“Ha! my lady-love,” replied he, moistening with a gentle tear the fire of his eyes, “would you render my death impossible by attaching too great a value to my life?”

“Come,” cried she, overcome by this intense love, “I do not know what the end of all this will be, but come—afterwards we will go and perish together at the postern.”

The same flame leaped in their hearts, the same harmony had struck for both, they embraced each other with a rapture in the delicious excess of that mad fever which you know well I hope; they fell into a profound forgetfulness of the dangers of Savoisy, of themselves, of the constable, of death, of life, of everything.

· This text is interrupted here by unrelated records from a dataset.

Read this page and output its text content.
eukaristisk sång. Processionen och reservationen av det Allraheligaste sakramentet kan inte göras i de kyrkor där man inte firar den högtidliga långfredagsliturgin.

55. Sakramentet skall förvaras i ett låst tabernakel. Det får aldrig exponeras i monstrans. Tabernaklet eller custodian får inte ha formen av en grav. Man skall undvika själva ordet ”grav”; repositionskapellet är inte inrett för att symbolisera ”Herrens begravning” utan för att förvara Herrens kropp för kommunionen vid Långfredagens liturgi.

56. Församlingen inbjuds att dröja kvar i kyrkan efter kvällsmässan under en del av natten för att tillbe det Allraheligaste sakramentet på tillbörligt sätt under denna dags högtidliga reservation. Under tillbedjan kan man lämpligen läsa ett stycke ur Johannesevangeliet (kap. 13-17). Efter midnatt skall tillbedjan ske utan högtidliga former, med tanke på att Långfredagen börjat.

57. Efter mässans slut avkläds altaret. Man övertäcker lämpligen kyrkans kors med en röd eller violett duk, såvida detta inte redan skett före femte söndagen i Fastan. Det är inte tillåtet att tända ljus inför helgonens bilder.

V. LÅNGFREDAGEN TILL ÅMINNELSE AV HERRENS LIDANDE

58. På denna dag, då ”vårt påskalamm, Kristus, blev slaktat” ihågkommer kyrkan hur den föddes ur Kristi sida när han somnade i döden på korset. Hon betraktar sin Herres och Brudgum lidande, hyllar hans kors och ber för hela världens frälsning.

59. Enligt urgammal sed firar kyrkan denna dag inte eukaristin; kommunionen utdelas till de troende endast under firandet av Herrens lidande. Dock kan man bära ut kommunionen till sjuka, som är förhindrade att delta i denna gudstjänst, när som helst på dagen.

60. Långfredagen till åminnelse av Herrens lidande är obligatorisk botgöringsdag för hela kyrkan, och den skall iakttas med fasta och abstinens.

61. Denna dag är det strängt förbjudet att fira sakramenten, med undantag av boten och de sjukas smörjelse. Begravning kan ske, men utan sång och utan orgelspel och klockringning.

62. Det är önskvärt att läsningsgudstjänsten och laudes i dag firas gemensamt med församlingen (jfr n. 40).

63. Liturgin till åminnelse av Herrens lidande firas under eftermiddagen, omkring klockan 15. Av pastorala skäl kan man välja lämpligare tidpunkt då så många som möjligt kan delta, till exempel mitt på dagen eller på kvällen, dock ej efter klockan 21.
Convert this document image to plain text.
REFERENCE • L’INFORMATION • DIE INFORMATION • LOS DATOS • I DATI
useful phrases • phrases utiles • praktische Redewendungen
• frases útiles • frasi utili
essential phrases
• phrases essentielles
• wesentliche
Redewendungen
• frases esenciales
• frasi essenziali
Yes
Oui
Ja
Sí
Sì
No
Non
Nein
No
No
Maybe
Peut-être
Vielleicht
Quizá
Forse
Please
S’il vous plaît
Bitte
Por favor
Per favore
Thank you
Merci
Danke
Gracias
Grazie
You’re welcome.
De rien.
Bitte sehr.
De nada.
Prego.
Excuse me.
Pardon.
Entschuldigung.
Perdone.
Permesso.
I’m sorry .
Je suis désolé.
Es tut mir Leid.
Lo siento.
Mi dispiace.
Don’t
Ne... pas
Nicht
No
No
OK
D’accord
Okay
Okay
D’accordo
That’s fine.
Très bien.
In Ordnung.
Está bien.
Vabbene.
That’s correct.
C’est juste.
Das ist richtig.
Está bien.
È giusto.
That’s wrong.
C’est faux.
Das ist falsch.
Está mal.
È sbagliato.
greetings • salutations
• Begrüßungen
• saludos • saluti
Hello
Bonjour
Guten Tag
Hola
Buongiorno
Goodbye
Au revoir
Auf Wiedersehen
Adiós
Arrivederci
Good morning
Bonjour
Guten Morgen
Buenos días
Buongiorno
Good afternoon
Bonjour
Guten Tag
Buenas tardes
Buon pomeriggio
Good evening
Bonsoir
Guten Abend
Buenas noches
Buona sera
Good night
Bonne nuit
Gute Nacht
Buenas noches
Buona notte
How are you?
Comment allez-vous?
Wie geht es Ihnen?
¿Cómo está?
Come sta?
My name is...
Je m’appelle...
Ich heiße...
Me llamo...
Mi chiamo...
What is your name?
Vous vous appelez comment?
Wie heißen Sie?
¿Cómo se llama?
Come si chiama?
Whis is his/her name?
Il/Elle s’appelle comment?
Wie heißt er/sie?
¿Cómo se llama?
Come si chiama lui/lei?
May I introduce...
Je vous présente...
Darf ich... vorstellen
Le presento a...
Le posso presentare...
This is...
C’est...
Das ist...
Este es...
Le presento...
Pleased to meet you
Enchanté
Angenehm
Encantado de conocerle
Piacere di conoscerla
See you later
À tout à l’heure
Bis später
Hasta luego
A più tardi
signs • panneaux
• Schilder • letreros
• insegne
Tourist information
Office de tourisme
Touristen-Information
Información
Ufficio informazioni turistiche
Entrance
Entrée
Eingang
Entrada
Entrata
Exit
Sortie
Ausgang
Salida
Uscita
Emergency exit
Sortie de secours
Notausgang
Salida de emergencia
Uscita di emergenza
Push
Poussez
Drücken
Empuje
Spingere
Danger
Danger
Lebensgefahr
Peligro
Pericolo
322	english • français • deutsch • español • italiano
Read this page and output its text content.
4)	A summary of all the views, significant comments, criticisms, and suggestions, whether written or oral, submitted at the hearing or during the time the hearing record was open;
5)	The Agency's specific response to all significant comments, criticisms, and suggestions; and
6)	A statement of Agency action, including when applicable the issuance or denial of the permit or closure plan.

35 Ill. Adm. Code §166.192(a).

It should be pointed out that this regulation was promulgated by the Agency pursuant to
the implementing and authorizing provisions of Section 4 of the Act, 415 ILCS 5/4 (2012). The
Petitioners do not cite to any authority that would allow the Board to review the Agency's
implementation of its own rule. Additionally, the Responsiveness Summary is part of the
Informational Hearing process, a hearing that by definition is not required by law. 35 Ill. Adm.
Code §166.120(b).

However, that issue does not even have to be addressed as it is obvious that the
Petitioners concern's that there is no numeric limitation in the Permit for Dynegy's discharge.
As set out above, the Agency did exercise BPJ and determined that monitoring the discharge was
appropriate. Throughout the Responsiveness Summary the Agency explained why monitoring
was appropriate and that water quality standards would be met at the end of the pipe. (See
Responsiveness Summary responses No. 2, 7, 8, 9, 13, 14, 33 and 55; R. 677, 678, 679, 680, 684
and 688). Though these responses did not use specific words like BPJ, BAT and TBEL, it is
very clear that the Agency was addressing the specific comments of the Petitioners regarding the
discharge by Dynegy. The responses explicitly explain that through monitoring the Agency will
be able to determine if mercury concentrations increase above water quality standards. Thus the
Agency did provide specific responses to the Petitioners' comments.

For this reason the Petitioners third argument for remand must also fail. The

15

Meanwhile the watchman at the porch had gone to inform the constable of the arrival of the gallant, and to tell him how the infatuated gentleman had taken no notice of the winks which, during Mass and on the road, the countess had given him in order to prevent his destruction. They met their master arriving in great haste at the postern, because on their side the archers of the quay had whistled to him afar off, saying to him—

“The Sire de Savoisy has passed in.”

And indeed Savoisy had come at the appointed hour, and like all the lovers, thinking only of his lady, he had not seen the count’s spies and had slipped in at the postern. This collision of lovers was the cause of the constable’s cutting short the words of those who came from the Rue St. Antoine, saying to them with a gesture of authority, that they did not think wise to disregard—

“I know that the animal is taken.”

Thereupon all rushed with a great noise through this said postern, crying, “Death to him! death to him!” and men-at-arms, archers, the constable, and the captains, all rushed full tilt upon Charles Savoisy, the king’s nephew, who they attacked under the countess’s window, where by a strange chance, the groans of the poor young man were dolorously exhaled, mingled with the yells of the soldiers, at the same time as passionate sighs and cries were given forth by the two lovers, who hastened up in great fear.

“Ah!” said the countess, turning pale from terror, “Savoisy is dying for me!”

“But I will live for you,” replied Boys-Bourredon, “and shall esteem it a joy to pay the same price for my happiness as he has done.”